Additional health staff and protective garments have been sent to several native communities to review situations and determine how the virus reached the remote centers.
Canadian health officials, however, could not quantify the number of natives infected with the virus, and downplayed fears.
This week, World Health Organization acting assistant director-general Keiji Fukuda raised concerns over "a disproportionate number of serious cases" occurring in Canada's aboriginal communities.
He said there were "a larger number than expected" cases of young natives who had developed a "serious illness" and "had to get hospitalized."
Canada's public health officer David Butler-Jones, however, said that it was "much too early" to conclude "based on a couple of communities that this is somehow a disease that is worse among one ethnic group.
"This is not an indigenous disease," he said. "We know there are certain risk conditions, underlying chronic disease, etcetera, that make (some) at greater risk of disease or death."
However the A(H1N1) virus "is a disease that affects everybody and we don't yet have the data to understand why some communities" may be hit harder, he said.
Native leaders this week accused Canadian health officials of ignoring their plight.
"It has taken way too long to recognize how bad the situation is," David Harper, chief of the Garden Hill First Nation in Manitoba province, told the Globe and Mail newspaper.
At least half of some two-dozen serious cases in Manitoba are reportedly aboriginals, including three children and two pregnant women.
Several of the patients with serious cases were flown from northern wilds to hospitals in the provincial capital Winnipeg, and put on ventilators.
Some natives fear a repeat of the 1918 Spanish Flu pandemic, the last time an influenza virus hit Canadian natives hard, wiping out entire villages in some cases.
Canada updated its nationwide swine flu count on Wednesday to 2,978 confirmed cases, including 533 that required hospitalization.
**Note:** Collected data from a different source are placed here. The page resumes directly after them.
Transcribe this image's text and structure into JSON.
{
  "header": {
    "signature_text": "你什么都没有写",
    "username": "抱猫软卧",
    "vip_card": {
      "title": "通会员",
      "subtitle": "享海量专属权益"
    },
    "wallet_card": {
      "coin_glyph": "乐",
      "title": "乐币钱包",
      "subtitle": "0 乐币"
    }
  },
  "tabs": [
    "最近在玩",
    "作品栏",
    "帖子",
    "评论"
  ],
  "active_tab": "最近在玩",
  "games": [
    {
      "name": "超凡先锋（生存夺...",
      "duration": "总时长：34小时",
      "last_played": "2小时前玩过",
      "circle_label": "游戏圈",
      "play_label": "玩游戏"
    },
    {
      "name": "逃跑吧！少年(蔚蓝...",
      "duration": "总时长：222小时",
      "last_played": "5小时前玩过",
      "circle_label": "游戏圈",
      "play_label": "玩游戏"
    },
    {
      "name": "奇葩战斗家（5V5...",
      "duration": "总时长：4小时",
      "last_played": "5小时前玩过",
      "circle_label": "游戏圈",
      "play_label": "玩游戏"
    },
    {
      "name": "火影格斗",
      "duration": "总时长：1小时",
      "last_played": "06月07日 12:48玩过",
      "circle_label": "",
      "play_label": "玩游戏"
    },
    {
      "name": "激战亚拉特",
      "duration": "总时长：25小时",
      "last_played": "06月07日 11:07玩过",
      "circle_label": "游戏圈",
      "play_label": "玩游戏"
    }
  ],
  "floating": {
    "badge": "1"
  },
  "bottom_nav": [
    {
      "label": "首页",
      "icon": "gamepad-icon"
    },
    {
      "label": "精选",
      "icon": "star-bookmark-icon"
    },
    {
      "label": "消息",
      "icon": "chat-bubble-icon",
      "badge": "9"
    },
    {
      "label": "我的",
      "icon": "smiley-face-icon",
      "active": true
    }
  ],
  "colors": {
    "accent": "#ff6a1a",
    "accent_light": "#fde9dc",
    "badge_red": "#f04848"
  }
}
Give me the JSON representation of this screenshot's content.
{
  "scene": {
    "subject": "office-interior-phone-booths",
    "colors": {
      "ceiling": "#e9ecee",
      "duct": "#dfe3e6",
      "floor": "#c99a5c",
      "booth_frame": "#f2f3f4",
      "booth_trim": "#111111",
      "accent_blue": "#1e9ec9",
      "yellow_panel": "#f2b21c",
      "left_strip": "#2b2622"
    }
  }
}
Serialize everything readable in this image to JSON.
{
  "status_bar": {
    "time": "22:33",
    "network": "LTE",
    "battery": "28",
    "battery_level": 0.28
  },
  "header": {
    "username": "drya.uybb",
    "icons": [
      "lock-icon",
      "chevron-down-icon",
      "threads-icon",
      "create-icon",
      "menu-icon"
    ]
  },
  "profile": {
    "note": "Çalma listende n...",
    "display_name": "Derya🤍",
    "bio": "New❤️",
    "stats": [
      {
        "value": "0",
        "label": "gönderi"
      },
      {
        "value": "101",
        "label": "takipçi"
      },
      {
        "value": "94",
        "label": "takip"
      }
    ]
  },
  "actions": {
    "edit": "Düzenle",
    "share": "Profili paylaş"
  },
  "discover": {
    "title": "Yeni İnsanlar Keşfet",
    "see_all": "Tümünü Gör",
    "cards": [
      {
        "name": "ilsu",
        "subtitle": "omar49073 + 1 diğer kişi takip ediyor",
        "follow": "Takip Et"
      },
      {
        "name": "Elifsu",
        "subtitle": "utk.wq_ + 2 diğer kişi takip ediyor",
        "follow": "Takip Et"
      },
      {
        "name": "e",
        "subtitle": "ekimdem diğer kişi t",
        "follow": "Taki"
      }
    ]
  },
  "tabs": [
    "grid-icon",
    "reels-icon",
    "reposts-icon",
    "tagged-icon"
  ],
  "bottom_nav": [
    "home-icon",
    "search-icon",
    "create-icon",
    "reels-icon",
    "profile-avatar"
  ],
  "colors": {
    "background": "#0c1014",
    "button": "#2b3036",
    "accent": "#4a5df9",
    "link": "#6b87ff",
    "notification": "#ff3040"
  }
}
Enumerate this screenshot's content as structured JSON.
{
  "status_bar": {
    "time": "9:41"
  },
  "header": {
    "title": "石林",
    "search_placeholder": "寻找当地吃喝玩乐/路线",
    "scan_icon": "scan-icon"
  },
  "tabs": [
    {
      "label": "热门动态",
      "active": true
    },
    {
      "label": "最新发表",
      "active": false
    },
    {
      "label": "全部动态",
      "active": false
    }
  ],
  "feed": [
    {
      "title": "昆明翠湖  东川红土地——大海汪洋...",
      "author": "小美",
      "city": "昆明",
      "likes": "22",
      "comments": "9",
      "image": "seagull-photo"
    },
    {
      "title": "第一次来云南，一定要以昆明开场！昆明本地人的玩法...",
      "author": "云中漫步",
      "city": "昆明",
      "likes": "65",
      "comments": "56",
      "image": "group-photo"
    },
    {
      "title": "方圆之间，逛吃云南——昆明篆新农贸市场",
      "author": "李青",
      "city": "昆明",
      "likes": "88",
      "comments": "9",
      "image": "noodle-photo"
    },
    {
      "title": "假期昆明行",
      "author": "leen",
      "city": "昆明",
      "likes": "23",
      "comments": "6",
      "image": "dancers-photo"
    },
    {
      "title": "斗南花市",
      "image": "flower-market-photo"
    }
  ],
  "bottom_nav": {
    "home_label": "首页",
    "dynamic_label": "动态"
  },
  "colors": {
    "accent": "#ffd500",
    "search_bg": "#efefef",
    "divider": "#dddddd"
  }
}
Four people have already died of the disease.
Canada currently has the third-largest number of swine flu cases in the world, behind the United States and Mexico.
Officials noted a spike in the number of cases in Canada over the past month, but said they remain optimistic the spread of the disease would slow over the summer.
"Thankfully here in Canada, the vast majority of illnesses to date remain mild," Aglukkaq said, adding Canada was moving forward on the development of a vaccine.
Earlier, the World Health Organization raised its pandemic alert level to phase six, declaring the first influenza pandemic in four decades.
"This decision does not change our approach here in Canada," Aglukkaq said.